AMD plans AI chip debut by year-end

Advanced Micro Devices on Aug. 1 forecast a strong finish to the year, driven by the planned launch of artificial-intelligence chips that could compete with Nvidia semiconductors.

CEO Lisa Su said AMD is set to ramp up production of its flagship MI300 artificial-intelligence chips in the fourth quarter. The accelerator chips, which are in short supply, are designed to compete against the advanced H100 chips already sold by Nvidia.

Su said customer interest in the MI300 series chips is “very high” and AMD expanded its work with “top-tier cloud providers, large enterprises and numerous leading AI companies” during the third quarter.

Investors are betting that MI300 chips, due for release later this year, will challenge Nvidia in the surging market for advanced AI chips.
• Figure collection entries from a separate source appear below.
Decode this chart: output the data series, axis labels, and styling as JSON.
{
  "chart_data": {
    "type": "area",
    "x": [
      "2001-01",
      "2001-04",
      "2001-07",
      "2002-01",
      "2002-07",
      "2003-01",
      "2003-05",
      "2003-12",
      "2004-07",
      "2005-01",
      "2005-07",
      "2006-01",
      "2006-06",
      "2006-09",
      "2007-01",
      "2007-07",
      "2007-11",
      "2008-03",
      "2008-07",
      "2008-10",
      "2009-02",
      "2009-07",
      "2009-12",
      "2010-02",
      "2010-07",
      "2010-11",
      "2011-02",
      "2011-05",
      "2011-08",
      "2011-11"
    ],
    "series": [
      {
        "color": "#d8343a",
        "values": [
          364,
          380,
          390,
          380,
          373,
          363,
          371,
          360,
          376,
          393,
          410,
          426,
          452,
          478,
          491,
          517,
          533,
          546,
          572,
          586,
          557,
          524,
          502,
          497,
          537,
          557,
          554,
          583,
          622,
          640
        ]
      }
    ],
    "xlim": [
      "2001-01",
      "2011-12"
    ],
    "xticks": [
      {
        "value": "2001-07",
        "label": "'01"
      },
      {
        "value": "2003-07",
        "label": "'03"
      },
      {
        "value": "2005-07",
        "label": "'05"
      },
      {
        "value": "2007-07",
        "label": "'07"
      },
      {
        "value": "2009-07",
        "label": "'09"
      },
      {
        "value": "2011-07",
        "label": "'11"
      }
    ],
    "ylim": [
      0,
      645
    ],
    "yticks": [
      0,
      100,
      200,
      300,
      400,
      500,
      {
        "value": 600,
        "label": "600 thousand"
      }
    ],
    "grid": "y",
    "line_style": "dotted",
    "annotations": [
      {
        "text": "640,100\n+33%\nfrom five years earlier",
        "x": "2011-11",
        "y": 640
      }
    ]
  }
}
MI300s exceed the performance limits for sale to China under export controls issued in October, and unlike Nvidia and Intel, AMD has yet to create special chips for the lucrative Chinese market.

Nvidia modified its H100 chips to comply with U.S. Commerce Department restrictions on advanced AI semiconductor sales to China. AMD is mulling a similar strategy with its MI300 and older MI250 chips,Su said on a conference call with analysts on Aug. 1.

“Our plan is to, of course, be fully compliant with U.S. export controls. But we do believe there’s an opportunity to develop product[s] for our customer set in China that is looking for AI solutions, and we’ll continue to work in that direction.”

AMD has not given a detailed full-year forecast but said it expects 2023 sales in its data center business, including MI300 chips, to exceed the $6.04 billion in 2022.

Jenny Hardy, portfolio manager at GP Bullhound, which owns Nvidia and AMD stock, said Nvidia still faces supply constraints, leaving an opening for AMD’s chip.

“If AMD can ramp production and launch those MI300 chips in the fourth quarter, they will likely see strong demand because plenty of people cannot get their hands on Nvidia chips. So we would assume that AMD can effectively kind of fill some of that supply-demand gap,” Hardy said.

AMD has enough components for MI300 chips for an “aggressive” launch in the fourth quarter, and ample supply for 2024, Su said.

Su cited “strong interest” in its older MI250 chip, which remains a “very good option” for less complicated AI tasks.